Drinking and walking is an interesting combination, though it can play havoc with your navigational skills. Luckily it was only about three or four miles from the pub to my B&B in Painswick, and I took it slowly, enjoying the pleasant feeling of loping along with a couple of pints and a roast dinner inside. Not surprisingly the day shot past, and the next thing I knew I was sitting in another pub in Painswick, tucking into my third big meal of the day and testing the local brew, just to make sure it hadn't changed too much in the 12 miles since Cam. It hadn't.
Company: I mentioned meeting Peta for lunch, and it transformed the day. I can only imagine what it's like to have your partner along on a walk like this, but the thought of sharing this walk really appeals to me. I'm not talking about the actual walking so much, as that depends on the compatibility of walking styles and stamina, but I've met a couple of people who go off walking while their partners take the car and meet them in the pub at lunchtime and in the B&B at the end of the day. This sounds like bliss to me; you get company when you're not concentrating on the walk, someone to sort out the accommodation, someone to carry all the maps and things, and someone to lean on when the going gets tough. But best of all you get to have your girlfriend along; for me, that would be enough to transform it from a super-long challenge walk into a holiday.
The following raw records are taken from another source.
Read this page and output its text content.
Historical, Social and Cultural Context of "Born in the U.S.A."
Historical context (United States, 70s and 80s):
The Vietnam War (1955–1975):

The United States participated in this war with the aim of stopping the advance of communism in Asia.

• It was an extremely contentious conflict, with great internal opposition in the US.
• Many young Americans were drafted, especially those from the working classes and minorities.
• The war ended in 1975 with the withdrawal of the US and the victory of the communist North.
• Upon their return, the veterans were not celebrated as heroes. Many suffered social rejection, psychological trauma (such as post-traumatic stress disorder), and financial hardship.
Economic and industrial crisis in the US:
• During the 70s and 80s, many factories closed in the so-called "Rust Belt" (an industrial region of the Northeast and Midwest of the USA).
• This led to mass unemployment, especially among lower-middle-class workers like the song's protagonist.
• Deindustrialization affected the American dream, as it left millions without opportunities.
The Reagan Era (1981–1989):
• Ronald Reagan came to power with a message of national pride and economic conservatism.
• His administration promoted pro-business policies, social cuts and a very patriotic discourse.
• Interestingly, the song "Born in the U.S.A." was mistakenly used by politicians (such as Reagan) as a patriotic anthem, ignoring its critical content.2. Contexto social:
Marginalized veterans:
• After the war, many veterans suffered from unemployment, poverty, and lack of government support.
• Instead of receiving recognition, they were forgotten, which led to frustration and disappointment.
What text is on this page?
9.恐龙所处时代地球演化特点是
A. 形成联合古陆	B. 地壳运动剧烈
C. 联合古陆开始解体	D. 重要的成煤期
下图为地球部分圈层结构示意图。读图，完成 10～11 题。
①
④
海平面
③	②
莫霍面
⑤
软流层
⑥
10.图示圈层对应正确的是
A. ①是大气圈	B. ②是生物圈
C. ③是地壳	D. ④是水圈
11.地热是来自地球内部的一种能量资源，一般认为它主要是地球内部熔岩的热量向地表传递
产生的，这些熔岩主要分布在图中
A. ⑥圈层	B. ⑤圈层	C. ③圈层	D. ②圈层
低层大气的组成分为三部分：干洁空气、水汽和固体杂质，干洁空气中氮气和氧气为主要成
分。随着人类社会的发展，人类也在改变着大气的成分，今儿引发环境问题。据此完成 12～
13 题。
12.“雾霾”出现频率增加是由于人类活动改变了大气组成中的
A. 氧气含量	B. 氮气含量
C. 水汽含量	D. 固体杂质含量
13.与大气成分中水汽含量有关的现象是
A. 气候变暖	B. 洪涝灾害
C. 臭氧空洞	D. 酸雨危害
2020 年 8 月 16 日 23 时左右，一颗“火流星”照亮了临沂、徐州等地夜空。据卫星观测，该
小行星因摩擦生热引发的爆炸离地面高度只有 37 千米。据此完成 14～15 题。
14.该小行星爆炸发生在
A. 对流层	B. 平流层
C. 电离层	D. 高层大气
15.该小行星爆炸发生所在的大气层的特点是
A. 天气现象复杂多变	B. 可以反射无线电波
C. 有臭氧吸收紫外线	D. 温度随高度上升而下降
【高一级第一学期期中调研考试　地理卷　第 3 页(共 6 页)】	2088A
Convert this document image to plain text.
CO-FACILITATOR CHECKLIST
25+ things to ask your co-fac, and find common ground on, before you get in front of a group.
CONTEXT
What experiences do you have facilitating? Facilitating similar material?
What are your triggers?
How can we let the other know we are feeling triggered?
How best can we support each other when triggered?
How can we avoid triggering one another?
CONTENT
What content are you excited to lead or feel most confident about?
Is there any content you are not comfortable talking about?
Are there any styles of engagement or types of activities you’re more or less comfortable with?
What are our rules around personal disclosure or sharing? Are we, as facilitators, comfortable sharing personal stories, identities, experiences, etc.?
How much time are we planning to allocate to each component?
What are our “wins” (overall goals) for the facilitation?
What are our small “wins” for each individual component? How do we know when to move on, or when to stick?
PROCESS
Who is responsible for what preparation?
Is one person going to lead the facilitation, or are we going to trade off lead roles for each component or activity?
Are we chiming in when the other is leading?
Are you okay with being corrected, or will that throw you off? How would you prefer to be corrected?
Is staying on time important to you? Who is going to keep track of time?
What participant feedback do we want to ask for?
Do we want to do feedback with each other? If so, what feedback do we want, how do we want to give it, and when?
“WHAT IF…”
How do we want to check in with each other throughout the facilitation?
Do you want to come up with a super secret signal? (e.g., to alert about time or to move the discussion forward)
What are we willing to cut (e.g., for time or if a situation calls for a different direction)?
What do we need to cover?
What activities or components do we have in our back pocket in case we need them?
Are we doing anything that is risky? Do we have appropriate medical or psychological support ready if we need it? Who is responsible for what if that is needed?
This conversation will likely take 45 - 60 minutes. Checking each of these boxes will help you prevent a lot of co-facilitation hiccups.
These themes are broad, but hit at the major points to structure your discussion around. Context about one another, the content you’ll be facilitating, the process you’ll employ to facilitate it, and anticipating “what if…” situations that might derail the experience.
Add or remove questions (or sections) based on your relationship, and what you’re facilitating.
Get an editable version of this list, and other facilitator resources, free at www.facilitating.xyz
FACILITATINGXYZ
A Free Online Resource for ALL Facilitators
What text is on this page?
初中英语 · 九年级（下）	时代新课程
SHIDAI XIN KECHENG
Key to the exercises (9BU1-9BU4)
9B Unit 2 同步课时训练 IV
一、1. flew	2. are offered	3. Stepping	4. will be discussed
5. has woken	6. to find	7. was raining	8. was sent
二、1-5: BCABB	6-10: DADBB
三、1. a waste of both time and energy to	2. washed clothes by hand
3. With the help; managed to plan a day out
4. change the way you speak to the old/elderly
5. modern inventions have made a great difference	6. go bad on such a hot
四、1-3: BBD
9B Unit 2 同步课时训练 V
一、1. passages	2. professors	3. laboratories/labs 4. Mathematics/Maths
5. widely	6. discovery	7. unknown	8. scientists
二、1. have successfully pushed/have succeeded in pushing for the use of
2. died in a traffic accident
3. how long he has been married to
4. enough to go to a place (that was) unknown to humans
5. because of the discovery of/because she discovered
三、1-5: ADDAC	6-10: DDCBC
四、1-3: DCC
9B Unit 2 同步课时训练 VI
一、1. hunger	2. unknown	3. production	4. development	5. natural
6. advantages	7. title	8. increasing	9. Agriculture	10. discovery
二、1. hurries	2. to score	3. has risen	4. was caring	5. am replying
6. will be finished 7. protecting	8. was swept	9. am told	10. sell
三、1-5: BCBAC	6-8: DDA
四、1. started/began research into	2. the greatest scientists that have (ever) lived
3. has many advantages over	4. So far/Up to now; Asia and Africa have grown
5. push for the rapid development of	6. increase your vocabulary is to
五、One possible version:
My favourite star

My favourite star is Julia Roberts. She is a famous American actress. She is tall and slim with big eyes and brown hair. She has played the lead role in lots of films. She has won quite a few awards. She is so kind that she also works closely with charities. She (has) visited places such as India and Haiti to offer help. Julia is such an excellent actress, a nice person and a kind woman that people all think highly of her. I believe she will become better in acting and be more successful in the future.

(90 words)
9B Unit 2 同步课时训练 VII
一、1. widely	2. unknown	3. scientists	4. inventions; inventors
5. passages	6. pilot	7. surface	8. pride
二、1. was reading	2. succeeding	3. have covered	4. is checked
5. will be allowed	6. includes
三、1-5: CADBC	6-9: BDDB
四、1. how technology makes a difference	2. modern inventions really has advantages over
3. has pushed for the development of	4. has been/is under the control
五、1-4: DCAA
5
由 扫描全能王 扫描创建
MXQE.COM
All these happy coincidences conspired to make a very pleasant day's walking indeed; OK, the End-to-End is a roller-coaster and no doubt things will hit rock bottom again soon, but when you're riding at the top of the curve and things are back on track, it feels good.
As an added bonus Painswick is a lovely place, a typical Cotswold village that has a church with a monstrous spire, 99 beautifully crafted yew trees in the churchyard, and at least one lovely pub in shape of the Falcon (I didn't manage to visit the other pub in Painswick, though it also came highly recommended). The only fly in the ointment was the Falcon's music system, which got itself stuck on just one song that it played again and again, around and around, all night.